Stationäre Versorgung

Die stationäre Versorgung ist für aufwendige diagnostische Untersuchungen, einschließlich der prächirurgischen Diagnostik und des Video-EEG-Monitorings zur diagnostischen Klärung sowie für schwierige Therapieumstellungen und für Notfälle gedacht.

Ab Juli 2015 steht eine Video-EEG-Monitoring-Einheit modernsten Standards mit sechs Betten zur Verfügung. Patienten auf der Video-EEG-Monitoring-Einheit werden rund um die Uhr von Medizinisch-Technischen-Assistentinnen und Assistenten für Funktionsdiagnostik (MTA-F) überwacht. 24 Stunden am Tag werden dabei EKG und EEG sowie Videos aufgezeichnet, um eventuell auftretende Anfälle genauestens analysieren zu können.

Wir führen zwei Arten von Diagnostiken durch:

1. Eine differentialdiagnostische Video-EEG-Ableitung, um, oft zu Beginn, zum Teil aber auch im Verlauf der Erkrankung, festzustellen, was für ein Epilepsiesyndrom genau vorliegt. Erst die genaue Diagnostik des Epilepsiesyndroms macht eine gezielte Therapie möglich.

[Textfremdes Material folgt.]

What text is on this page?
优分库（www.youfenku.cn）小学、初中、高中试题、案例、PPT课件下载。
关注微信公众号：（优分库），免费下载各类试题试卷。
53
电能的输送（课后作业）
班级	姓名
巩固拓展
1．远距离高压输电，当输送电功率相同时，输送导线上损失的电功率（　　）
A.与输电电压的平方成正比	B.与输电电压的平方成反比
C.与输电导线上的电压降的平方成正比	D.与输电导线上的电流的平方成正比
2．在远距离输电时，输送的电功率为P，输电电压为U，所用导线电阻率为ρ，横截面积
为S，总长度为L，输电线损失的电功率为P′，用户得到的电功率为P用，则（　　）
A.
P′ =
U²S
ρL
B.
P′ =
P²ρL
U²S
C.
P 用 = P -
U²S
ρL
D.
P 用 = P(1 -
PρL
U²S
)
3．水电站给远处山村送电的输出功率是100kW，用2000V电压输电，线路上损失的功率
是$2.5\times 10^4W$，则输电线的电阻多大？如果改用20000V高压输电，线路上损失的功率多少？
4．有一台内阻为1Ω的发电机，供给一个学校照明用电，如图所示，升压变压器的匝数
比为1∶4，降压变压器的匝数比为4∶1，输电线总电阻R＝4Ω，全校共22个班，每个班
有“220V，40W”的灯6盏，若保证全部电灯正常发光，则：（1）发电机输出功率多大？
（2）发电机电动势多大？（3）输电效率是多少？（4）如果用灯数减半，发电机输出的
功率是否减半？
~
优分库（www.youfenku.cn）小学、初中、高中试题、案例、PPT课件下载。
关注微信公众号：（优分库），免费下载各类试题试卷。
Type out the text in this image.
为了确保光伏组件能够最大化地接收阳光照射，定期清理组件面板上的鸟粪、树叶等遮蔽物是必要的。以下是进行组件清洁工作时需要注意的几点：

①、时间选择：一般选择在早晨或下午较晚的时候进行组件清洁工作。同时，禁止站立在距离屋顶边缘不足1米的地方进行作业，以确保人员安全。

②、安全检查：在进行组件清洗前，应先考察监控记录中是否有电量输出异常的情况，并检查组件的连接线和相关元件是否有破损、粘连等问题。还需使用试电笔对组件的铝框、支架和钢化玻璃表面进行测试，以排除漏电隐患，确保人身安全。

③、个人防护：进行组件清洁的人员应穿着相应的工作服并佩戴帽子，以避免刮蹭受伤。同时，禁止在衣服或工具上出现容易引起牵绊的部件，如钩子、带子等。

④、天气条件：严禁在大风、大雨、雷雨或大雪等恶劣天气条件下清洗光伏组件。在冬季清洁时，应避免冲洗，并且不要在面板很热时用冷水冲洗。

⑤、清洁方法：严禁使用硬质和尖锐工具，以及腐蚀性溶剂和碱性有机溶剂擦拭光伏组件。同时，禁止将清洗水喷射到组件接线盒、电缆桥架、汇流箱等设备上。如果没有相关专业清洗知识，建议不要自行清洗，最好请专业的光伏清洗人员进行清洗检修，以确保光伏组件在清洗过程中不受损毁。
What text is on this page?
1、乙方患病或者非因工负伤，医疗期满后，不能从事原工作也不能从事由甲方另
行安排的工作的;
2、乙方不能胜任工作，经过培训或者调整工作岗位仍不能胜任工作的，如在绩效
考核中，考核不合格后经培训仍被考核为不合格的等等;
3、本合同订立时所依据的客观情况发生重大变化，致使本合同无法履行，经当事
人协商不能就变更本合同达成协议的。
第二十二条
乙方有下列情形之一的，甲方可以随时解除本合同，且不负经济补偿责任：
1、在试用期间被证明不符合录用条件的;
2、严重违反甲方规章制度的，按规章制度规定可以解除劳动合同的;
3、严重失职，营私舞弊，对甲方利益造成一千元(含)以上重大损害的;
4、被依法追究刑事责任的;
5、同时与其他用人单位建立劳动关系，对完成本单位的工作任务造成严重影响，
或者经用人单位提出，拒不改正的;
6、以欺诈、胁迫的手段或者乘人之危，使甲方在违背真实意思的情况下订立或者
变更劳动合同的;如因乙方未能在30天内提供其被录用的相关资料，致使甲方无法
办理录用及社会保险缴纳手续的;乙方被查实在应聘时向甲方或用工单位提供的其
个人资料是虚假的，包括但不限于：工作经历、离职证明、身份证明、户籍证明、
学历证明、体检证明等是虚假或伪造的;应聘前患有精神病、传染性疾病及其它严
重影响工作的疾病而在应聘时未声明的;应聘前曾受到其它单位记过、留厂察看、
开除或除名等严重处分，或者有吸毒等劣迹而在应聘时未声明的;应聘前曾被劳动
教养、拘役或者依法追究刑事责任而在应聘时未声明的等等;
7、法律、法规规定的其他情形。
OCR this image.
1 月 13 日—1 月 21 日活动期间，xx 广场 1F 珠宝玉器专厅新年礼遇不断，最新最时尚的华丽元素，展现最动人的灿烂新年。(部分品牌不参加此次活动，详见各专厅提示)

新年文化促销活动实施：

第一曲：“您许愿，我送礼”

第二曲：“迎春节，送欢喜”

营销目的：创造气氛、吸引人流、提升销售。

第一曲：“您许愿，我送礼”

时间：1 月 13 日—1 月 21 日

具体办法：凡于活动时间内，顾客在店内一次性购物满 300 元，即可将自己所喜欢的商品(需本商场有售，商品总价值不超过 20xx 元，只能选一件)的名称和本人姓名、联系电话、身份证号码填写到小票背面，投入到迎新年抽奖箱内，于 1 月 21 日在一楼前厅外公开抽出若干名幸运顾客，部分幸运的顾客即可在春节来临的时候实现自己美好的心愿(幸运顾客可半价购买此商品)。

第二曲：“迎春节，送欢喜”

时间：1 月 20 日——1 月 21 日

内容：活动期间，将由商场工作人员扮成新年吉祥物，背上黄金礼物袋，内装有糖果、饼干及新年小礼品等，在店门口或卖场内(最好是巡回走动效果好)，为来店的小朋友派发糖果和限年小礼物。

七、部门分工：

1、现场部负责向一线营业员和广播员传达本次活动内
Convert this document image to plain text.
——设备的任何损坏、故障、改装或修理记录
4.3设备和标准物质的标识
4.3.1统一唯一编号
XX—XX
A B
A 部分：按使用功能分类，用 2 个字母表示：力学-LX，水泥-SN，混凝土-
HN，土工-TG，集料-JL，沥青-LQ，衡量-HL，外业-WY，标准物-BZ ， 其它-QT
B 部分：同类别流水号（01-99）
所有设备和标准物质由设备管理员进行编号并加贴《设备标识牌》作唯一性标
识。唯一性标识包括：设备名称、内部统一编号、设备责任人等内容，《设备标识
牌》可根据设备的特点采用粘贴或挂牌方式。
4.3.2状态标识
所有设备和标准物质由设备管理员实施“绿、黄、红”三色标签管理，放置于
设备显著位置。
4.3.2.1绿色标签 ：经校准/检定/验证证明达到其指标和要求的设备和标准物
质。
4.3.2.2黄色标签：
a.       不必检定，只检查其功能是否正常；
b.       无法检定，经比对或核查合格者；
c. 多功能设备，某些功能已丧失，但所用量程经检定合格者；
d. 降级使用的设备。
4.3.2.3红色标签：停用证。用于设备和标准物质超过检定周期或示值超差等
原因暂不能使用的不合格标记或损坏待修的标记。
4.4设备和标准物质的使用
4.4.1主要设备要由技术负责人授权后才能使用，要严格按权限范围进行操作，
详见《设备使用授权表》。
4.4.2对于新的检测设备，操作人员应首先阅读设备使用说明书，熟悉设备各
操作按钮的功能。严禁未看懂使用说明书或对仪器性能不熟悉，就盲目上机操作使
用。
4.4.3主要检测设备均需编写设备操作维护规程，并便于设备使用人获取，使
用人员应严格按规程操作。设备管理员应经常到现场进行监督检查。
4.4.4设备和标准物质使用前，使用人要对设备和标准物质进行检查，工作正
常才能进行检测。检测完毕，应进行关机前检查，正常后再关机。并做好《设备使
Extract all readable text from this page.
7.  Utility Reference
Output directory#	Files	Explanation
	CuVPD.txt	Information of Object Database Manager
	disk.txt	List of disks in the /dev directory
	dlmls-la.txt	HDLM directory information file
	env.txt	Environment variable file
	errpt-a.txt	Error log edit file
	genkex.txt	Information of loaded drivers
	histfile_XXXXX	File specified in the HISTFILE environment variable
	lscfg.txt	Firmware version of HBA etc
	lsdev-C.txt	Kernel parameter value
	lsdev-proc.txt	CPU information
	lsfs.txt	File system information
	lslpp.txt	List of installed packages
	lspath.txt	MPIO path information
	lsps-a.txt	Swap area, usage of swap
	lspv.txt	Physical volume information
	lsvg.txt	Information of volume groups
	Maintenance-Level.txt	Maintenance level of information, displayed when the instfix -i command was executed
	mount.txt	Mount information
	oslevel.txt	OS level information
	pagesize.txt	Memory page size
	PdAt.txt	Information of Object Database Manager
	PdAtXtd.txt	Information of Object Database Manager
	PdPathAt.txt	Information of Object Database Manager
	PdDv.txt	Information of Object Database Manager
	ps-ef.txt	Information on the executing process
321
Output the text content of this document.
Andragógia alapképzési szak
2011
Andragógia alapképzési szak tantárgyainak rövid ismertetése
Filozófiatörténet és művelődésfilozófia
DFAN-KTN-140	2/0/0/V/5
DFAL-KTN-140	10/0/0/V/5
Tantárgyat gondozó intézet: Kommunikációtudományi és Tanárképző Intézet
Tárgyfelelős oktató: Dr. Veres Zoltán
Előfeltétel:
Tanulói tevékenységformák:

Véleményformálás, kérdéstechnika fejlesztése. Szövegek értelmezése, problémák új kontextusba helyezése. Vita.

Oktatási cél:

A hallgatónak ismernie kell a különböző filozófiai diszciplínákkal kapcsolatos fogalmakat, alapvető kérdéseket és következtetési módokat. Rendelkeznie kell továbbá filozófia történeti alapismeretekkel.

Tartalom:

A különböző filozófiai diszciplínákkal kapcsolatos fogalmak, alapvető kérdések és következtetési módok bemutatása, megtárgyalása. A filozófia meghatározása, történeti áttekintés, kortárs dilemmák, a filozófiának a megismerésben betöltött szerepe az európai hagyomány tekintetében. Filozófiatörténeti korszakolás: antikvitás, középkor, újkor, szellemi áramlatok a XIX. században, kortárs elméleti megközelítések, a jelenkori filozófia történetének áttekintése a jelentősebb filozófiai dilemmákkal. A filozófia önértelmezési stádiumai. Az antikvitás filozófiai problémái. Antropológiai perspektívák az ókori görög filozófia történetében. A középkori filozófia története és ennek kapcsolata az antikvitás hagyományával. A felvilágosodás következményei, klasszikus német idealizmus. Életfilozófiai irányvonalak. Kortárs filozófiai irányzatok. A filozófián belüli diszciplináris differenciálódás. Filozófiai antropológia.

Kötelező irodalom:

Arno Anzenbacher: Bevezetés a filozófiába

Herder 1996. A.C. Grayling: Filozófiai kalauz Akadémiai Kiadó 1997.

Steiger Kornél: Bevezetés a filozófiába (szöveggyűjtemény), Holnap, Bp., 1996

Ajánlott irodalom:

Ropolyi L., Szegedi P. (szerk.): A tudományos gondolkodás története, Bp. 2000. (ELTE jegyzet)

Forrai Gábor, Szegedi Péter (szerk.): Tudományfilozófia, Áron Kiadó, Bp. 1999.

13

2. Die zweite Art der Diagnostik, die auf der Video-EEG-Monitoring-Einheit durchgeführt wird, ist die prächirurgische Diagnostik. Ziel ist es, das Hirnareal festzustellen, von dem die Anfälle ausgehen und zu klären, ob dieses epilepsiechirurgisch entfernt werden kann, ohne das wesentliche Nebenwirkungen für den Patienten auftreten. Hierfür wird u.a. eine genaue bildgebende Darstellung mit Hochfeld-MRT (3 Tesla) durchgeführt. In Frankfurt steht ein solcher Scanner für alle Patienten mit prächirurgischer Diagnostik zur Verfügung. Desweiteren gibt es in Frankfurt, einmalig in Hessen, eine Magnetenzephalographie (MEG), welche insbesondere dann hilfreich ist, wenn mit dem normalen EEG keine epilepsietypische Aktivität und keine Anfallsaktivität aufgezeichnet werden kann.

Weitere spezielle Methoden, die eingesetzt werden sind:

a) die funktionelle Kernspintomographie zur Lokalisation von Sprache, Sehrinde, primärmotorischem und somatosensiblem Kortex und Gedächtnis tragende Hirnareale, um diese Regionen im Falle einer Operation schonen zu können.

b) Das sogenannte Spike-getriggerte fMRT, welches es ermöglicht, diejenigen Hirnregionen aufleuchten zu lassen, welche bei Bildung epilepsietypischer Potentiale (Spikes) reaktiv vermehrt durchblutet werden.

Wir stehen jederzeit für Fragen zur Verfügung und werden Sie und Ihre Familie am Ende der Untersuchung umfassend darüber aufklären, welche genaue Diagnose vorliegt und ggf. welche Chancen und Risiken für einen epilepsiechirurgischen Eingriff bei Ihnen bestehen.

Was müssen Sie mitbringen?
Wenn Sie stationär zu uns kommen, sollten Sie die üblichen Dinge wie Schlafanzug, Waschutensilien, Bücher, Spiele, zum Beispiel auch Ihren Laptop-Computer und Ihr Smartphone mitbringen. Das Video-EEG-Monitoring dauert 5-8 Tage, manchmal auch länger (bis 14 Tage), so dass es gut ist, wenn Sie etwas zu Ihrer Unterhaltung oder Beschäftigung dabei haben.

Sie benötigen eine Einweisung von Ihrem Hausarzt zur stationären Diagnostik und sollten bitte alle relevanten Gesundheitsunterlagen einschließlich der Tabletten, die Sie einnehmen (mit den Packungen) mitbringen, so dass wir diese Medikation sachgerecht fortführen können.

Wir freuen uns darauf, Sie kennen zu lernen!